RSI 49.4 MACD -34.4 Volume 9,88,095 Avg Vol 1Wk 5,46,499
Low price 1,612 ₹ High price 2,474 ₹ PEG Ratio 84.4 Debt to equity 0.00
52w Index 68.4 % Qtr Profit Var 9.79 % EPS -7.12 ₹ Industry PE 32.5

📊 Glenmark shows weak efficiency with low [ROCE](ca://s?q=Explain_ROCE) (6.51%) and [ROE](ca://s?q=Explain_ROE) (6.58%), which are significantly below industry standards. Despite being debt-free, the company’s [PEG ratio](ca://s?q=Explain_PEG_ratio) of 84.4 highlights severe overvaluation relative to growth. The [P/E valuation](ca://s?q=Explain_P/E_ratio) of 38.8 is also higher than the industry average (32.5). Dividend yield (0.11%) is negligible, offering little income support. EPS is negative (-7.12 ₹), raising concerns about profitability sustainability.

💡 The ideal entry price zone would be near 1,600–1,750 ₹, close to the 52-week low (1,612 ₹) and below DMA levels (2,067–2,224 ₹), providing a margin of safety. RSI (49.4) indicates neutral momentum, while MACD (-34.4) suggests bearish sentiment, making caution essential before accumulation.

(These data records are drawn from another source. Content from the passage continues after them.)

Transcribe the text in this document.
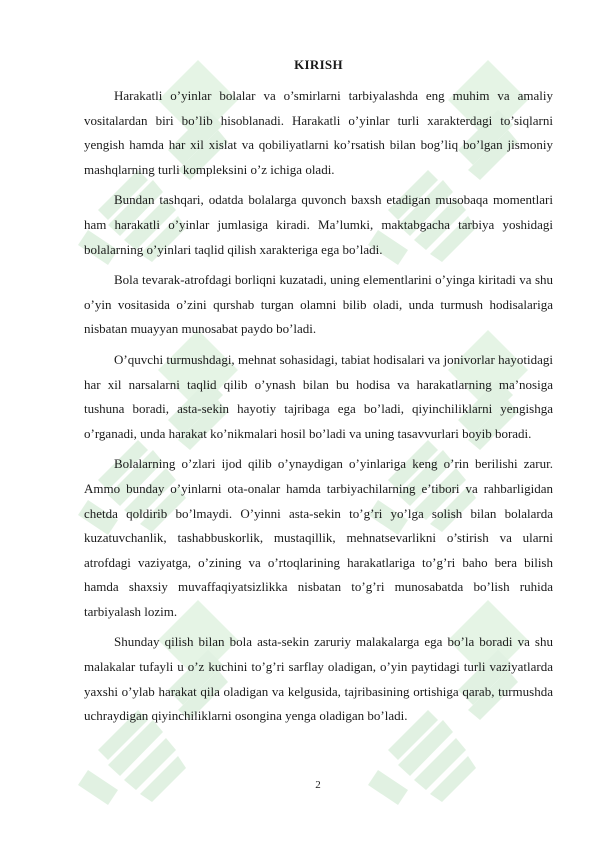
KIRISH

Harakatli o’yinlar bolalar va o’smirlarni tarbiyalashda eng muhim va amaliy vositalardan biri bo’lib hisoblanadi. Harakatli o’yinlar turli xarakterdagi to’siqlarni yengish hamda har xil xislat va qobiliyatlarni ko’rsatish bilan bog’liq bo’lgan jismoniy mashqlarning turli kompleksini o’z ichiga oladi.

Bundan tashqari, odatda bolalarga quvonch baxsh etadigan musobaqa momentlari ham harakatli o’yinlar jumlasiga kiradi. Ma’lumki, maktabgacha tarbiya yoshidagi bolalarning o’yinlari taqlid qilish xarakteriga ega bo’ladi.

Bola tevarak-atrofdagi borliqni kuzatadi, uning elementlarini o’yinga kiritadi va shu o’yin vositasida o’zini qurshab turgan olamni bilib oladi, unda turmush hodisalariga nisbatan muayyan munosabat paydo bo’ladi.

O’quvchi turmushdagi, mehnat sohasidagi, tabiat hodisalari va jonivorlar hayotidagi har xil narsalarni taqlid qilib o’ynash bilan bu hodisa va harakatlarning ma’nosiga tushuna boradi, asta-sekin hayotiy tajribaga ega bo’ladi, qiyinchiliklarni yengishga o’rganadi, unda harakat ko’nikmalari hosil bo’ladi va uning tasavvurlari boyib boradi.

Bolalarning o’zlari ijod qilib o’ynaydigan o’yinlariga keng o’rin berilishi zarur. Ammo bunday o’yinlarni ota-onalar hamda tarbiyachilarning e’tibori va rahbarligidan chetda qoldirib bo’lmaydi. O’yinni asta-sekin to’g’ri yo’lga solish bilan bolalarda kuzatuvchanlik, tashabbuskorlik, mustaqillik, mehnatsevarlikni o’stirish va ularni atrofdagi vaziyatga, o’zining va o’rtoqlarining harakatlariga to’g’ri baho bera bilish hamda shaxsiy muvaffaqiyatsizlikka nisbatan to’g’ri munosabatda bo’lish ruhida tarbiyalash lozim.

Shunday qilish bilan bola asta-sekin zaruriy malakalarga ega bo’la boradi va shu malakalar tufayli u o’z kuchini to’g’ri sarflay oladigan, o’yin paytidagi turli vaziyatlarda yaxshi o’ylab harakat qila oladigan va kelgusida, tajribasining ortishiga qarab, turmushda uchraydigan qiyinchiliklarni osongina yenga oladigan bo’ladi.

2
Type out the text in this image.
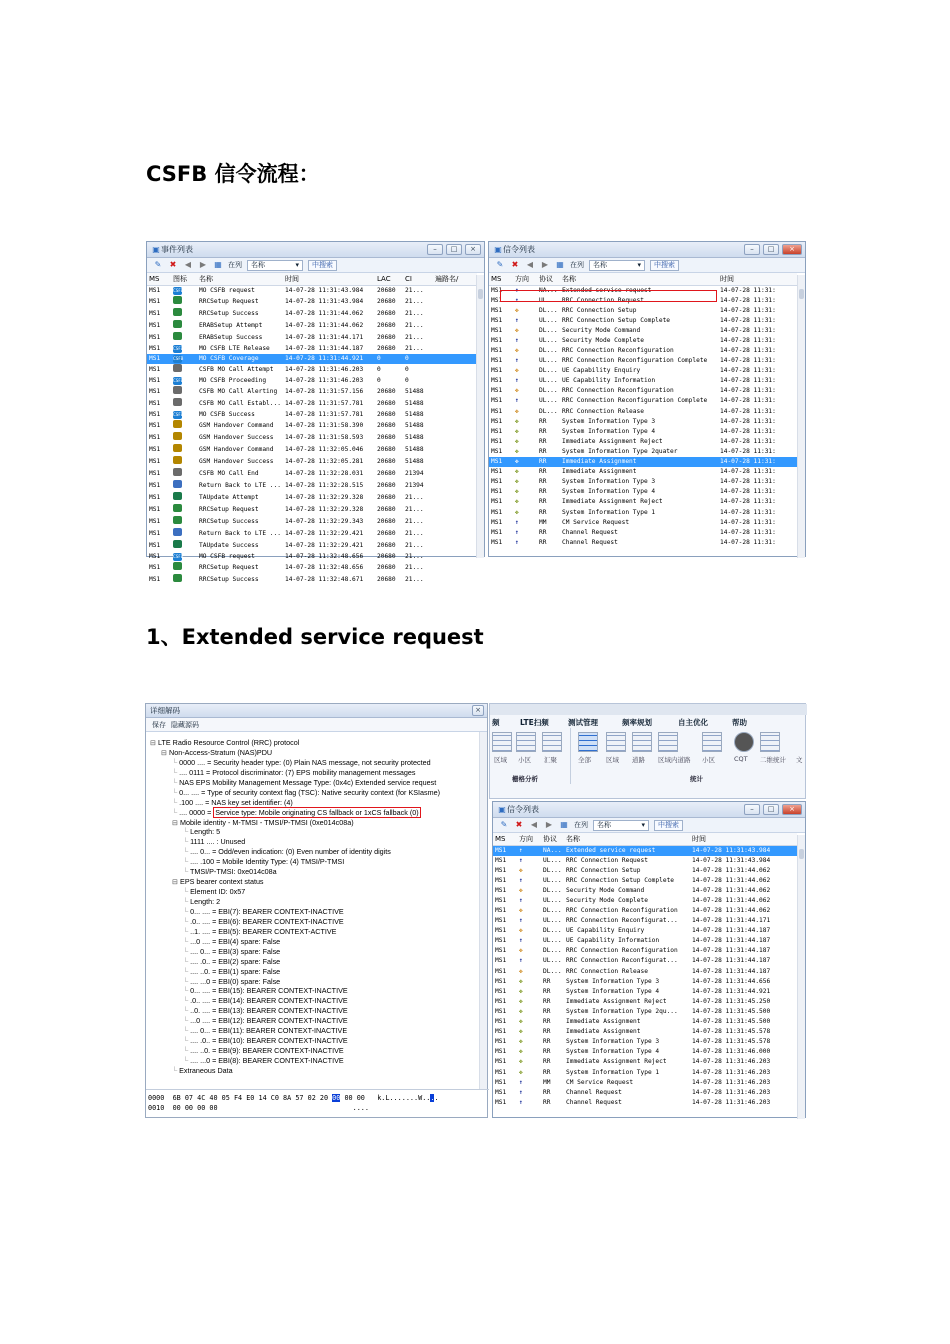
CSFB 信令流程：
1、Extended service request
▣ 事件列表	–	□	×
✎ ✖ ◀ ▶ ▦ 在列	名称	▾	中搜索
MS	图标	名称	时间	LAC	CI	遍路名/
MS1	CSFB	MO CSFB request	14-07-28 11:31:43.984	20680	21...	
MS1		RRCSetup Request	14-07-28 11:31:43.984	20680	21...	
MS1		RRCSetup Success	14-07-28 11:31:44.062	20680	21...	
MS1		ERABSetup Attempt	14-07-28 11:31:44.062	20680	21...	
MS1		ERABSetup Success	14-07-28 11:31:44.171	20680	21...	
MS1	CSFB	MO CSFB LTE Release	14-07-28 11:31:44.187	20680	21...	
MS1	CSFB	MO CSFB Coverage	14-07-28 11:31:44.921	0	0	
MS1		CSFB MO Call Attempt	14-07-28 11:31:46.203	0	0	
MS1	CSFB	MO CSFB Proceeding	14-07-28 11:31:46.203	0	0	
MS1		CSFB MO Call Alerting	14-07-28 11:31:57.156	20680	51488	
MS1		CSFB MO Call Establ...	14-07-28 11:31:57.781	20680	51488	
MS1	CSFB	MO CSFB Success	14-07-28 11:31:57.781	20680	51488	
MS1		GSM Handover Command	14-07-28 11:31:58.390	20680	51488	
MS1		GSM Handover Success	14-07-28 11:31:58.593	20680	51488	
MS1		GSM Handover Command	14-07-28 11:32:05.046	20680	51488	
MS1		GSM Handover Success	14-07-28 11:32:05.281	20680	51488	
MS1		CSFB MO Call End	14-07-28 11:32:28.031	20680	21394	
MS1		Return Back to LTE ...	14-07-28 11:32:28.515	20680	21394	
MS1		TAUpdate Attempt	14-07-28 11:32:29.328	20680	21...	
MS1		RRCSetup Request	14-07-28 11:32:29.328	20680	21...	
MS1		RRCSetup Success	14-07-28 11:32:29.343	20680	21...	
MS1		Return Back to LTE ...	14-07-28 11:32:29.421	20680	21...	
MS1		TAUpdate Success	14-07-28 11:32:29.421	20680	21...	
MS1	CSFB	MO CSFB request	14-07-28 11:32:48.656	20680	21...	
MS1		RRCSetup Request	14-07-28 11:32:48.656	20680	21...	
MS1		RRCSetup Success	14-07-28 11:32:48.671	20680	21...	
▣ 信令列表	–	□	×
✎ ✖ ◀ ▶ ▦ 在列	名称	▾	中搜索
MS	方向	协议	名称	时间
MS1	↑	NA...	Extended service request	14-07-28 11:31:
MS1	↑	UL...	RRC Connection Request	14-07-28 11:31:
MS1	✥	DL...	RRC Connection Setup	14-07-28 11:31:
MS1	↑	UL...	RRC Connection Setup Complete	14-07-28 11:31:
MS1	✥	DL...	Security Mode Command	14-07-28 11:31:
MS1	↑	UL...	Security Mode Complete	14-07-28 11:31:
MS1	✥	DL...	RRC Connection Reconfiguration	14-07-28 11:31:
MS1	↑	UL...	RRC Connection Reconfiguration Complete	14-07-28 11:31:
MS1	✥	DL...	UE Capability Enquiry	14-07-28 11:31:
MS1	↑	UL...	UE Capability Information	14-07-28 11:31:
MS1	✥	DL...	RRC Connection Reconfiguration	14-07-28 11:31:
MS1	↑	UL...	RRC Connection Reconfiguration Complete	14-07-28 11:31:
MS1	✥	DL...	RRC Connection Release	14-07-28 11:31:
MS1	✥	RR	System Information Type 3	14-07-28 11:31:
MS1	✥	RR	System Information Type 4	14-07-28 11:31:
MS1	✥	RR	Immediate Assignment Reject	14-07-28 11:31:
MS1	✥	RR	System Information Type 2quater	14-07-28 11:31:
MS1	✥	RR	Immediate Assignment	14-07-28 11:31:
MS1	✥	RR	Immediate Assignment	14-07-28 11:31:
MS1	✥	RR	System Information Type 3	14-07-28 11:31:
MS1	✥	RR	System Information Type 4	14-07-28 11:31:
MS1	✥	RR	Immediate Assignment Reject	14-07-28 11:31:
MS1	✥	RR	System Information Type 1	14-07-28 11:31:
MS1	↑	MM	CM Service Request	14-07-28 11:31:
MS1	↑	RR	Channel Request	14-07-28 11:31:
MS1	↑	RR	Channel Request	14-07-28 11:31:
详细解码	×
保存 隐藏源码
⊟ LTE Radio Resource Control (RRC) protocol
⊟ Non-Access-Stratum (NAS)PDU
└ 0000 .... = Security header type: (0) Plain NAS message, not security protected
└ .... 0111 = Protocol discriminator: (7) EPS mobility management messages
└ NAS EPS Mobility Management Message Type: (0x4c) Extended service request
└ 0... .... = Type of security context flag (TSC): Native security context (for KSIasme)
└ .100 .... = NAS key set identifier: (4)
└ .... 0000 = Service type: Mobile originating CS fallback or 1xCS fallback (0)
⊟ Mobile identity - M-TMSI - TMSI/P-TMSI (0xe014c08a)
└ Length: 5
└ 1111 .... : Unused
└ .... 0... = Odd/even indication: (0) Even number of identity digits
└ .... .100 = Mobile Identity Type: (4) TMSI/P-TMSI
└ TMSI/P-TMSI: 0xe014c08a
⊟ EPS bearer context status
└ Element ID: 0x57
└ Length: 2
└ 0... .... = EBI(7): BEARER CONTEXT-INACTIVE
└ .0.. .... = EBI(6): BEARER CONTEXT-INACTIVE
└ ..1. .... = EBI(5): BEARER CONTEXT-ACTIVE
└ ...0 .... = EBI(4) spare: False
└ .... 0... = EBI(3) spare: False
└ .... .0.. = EBI(2) spare: False
└ .... ..0. = EBI(1) spare: False
└ .... ...0 = EBI(0) spare: False
└ 0... .... = EBI(15): BEARER CONTEXT-INACTIVE
└ .0.. .... = EBI(14): BEARER CONTEXT-INACTIVE
└ ..0. .... = EBI(13): BEARER CONTEXT-INACTIVE
└ ...0 .... = EBI(12): BEARER CONTEXT-INACTIVE
└ .... 0... = EBI(11): BEARER CONTEXT-INACTIVE
└ .... .0.. = EBI(10): BEARER CONTEXT-INACTIVE
└ .... ..0. = EBI(9): BEARER CONTEXT-INACTIVE
└ .... ...0 = EBI(8): BEARER CONTEXT-INACTIVE
└ Extraneous Data
0000 6B 07 4C 40 05 F4 E0 14 C0 8A 57 02 20 00 00 00 k.L.......W....
0010 00 00 00 00	....
频	LTE扫频	测试管理	频率规划	自主优化	帮助
区域 小区 汇聚	全部 区域 道路 区域内道路 小区	CQT 二维统计 文
栅格分析	统计
▣ 信令列表	–	□	×
✎ ✖ ◀ ▶ ▦ 在列	名称	▾	中搜索
MS	方向	协议	名称	时间
MS1	↑	NA...	Extended service request	14-07-28 11:31:43.984
MS1	↑	UL...	RRC Connection Request	14-07-28 11:31:43.984
MS1	✥	DL...	RRC Connection Setup	14-07-28 11:31:44.062
MS1	↑	UL...	RRC Connection Setup Complete	14-07-28 11:31:44.062
MS1	✥	DL...	Security Mode Command	14-07-28 11:31:44.062
MS1	↑	UL...	Security Mode Complete	14-07-28 11:31:44.062
MS1	✥	DL...	RRC Connection Reconfiguration	14-07-28 11:31:44.062
MS1	↑	UL...	RRC Connection Reconfigurat...	14-07-28 11:31:44.171
MS1	✥	DL...	UE Capability Enquiry	14-07-28 11:31:44.187
MS1	↑	UL...	UE Capability Information	14-07-28 11:31:44.187
MS1	✥	DL...	RRC Connection Reconfiguration	14-07-28 11:31:44.187
MS1	↑	UL...	RRC Connection Reconfigurat...	14-07-28 11:31:44.187
MS1	✥	DL...	RRC Connection Release	14-07-28 11:31:44.187
MS1	✥	RR	System Information Type 3	14-07-28 11:31:44.656
MS1	✥	RR	System Information Type 4	14-07-28 11:31:44.921
MS1	✥	RR	Immediate Assignment Reject	14-07-28 11:31:45.250
MS1	✥	RR	System Information Type 2qu...	14-07-28 11:31:45.500
MS1	✥	RR	Immediate Assignment	14-07-28 11:31:45.500
MS1	✥	RR	Immediate Assignment	14-07-28 11:31:45.578
MS1	✥	RR	System Information Type 3	14-07-28 11:31:45.578
MS1	✥	RR	System Information Type 4	14-07-28 11:31:46.000
MS1	✥	RR	Immediate Assignment Reject	14-07-28 11:31:46.203
MS1	✥	RR	System Information Type 1	14-07-28 11:31:46.203
MS1	↑	MM	CM Service Request	14-07-28 11:31:46.203
MS1	↑	RR	Channel Request	14-07-28 11:31:46.203
MS1	↑	RR	Channel Request	14-07-28 11:31:46.203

📈 For existing holders, the exit strategy should be short-to-medium term rather than long-term, given weak efficiency metrics and overvaluation. Consider reducing exposure if the stock revisits 2,350–2,450 ₹ (recent highs). Long-term holding is risky unless profitability improves significantly.


✅ Positive

  • 📌 Debt-free balance sheet ensures financial stability.
  • 📌 Institutional interest rising from FIIs (+1.15%).
  • 📌 Quarterly PAT of 295 Cr, though lower than previous quarter.

⚠️ Limitation

  • 📌 Very low ROCE (6.51%) and ROE (6.58%).
  • 📌 Extremely high PEG ratio (84.4) indicates poor growth valuation.
  • 📌 Negative EPS (-7.12 ₹) raises profitability concerns.
  • 📌 Dividend yield (0.11%) is negligible.

📉 Company Negative News

  • 📌 Decline in quarterly PAT (295 Cr vs 426 Cr).
  • 📌 Reduced DII holdings (-0.81%).

📈 Company Positive News

  • 📌 FII holdings increased (+1.15%), showing foreign investor confidence.

🏭 Industry

  • 📌 Industry P/E at 32.5, lower than Glenmark’s 38.8, suggesting overvaluation.
  • 📌 Pharma sector benefits from global demand, but Glenmark lags peers in efficiency.

🔎 Conclusion

Glenmark is not an ideal candidate for long-term investment due to weak efficiency, negative EPS, and extreme PEG ratio. The ideal entry zone is 1,600–1,750 ₹ for risk-tolerant investors. Current holders should consider reducing exposure near 2,350–2,450 ₹, as long-term holding carries significant valuation and profitability risks.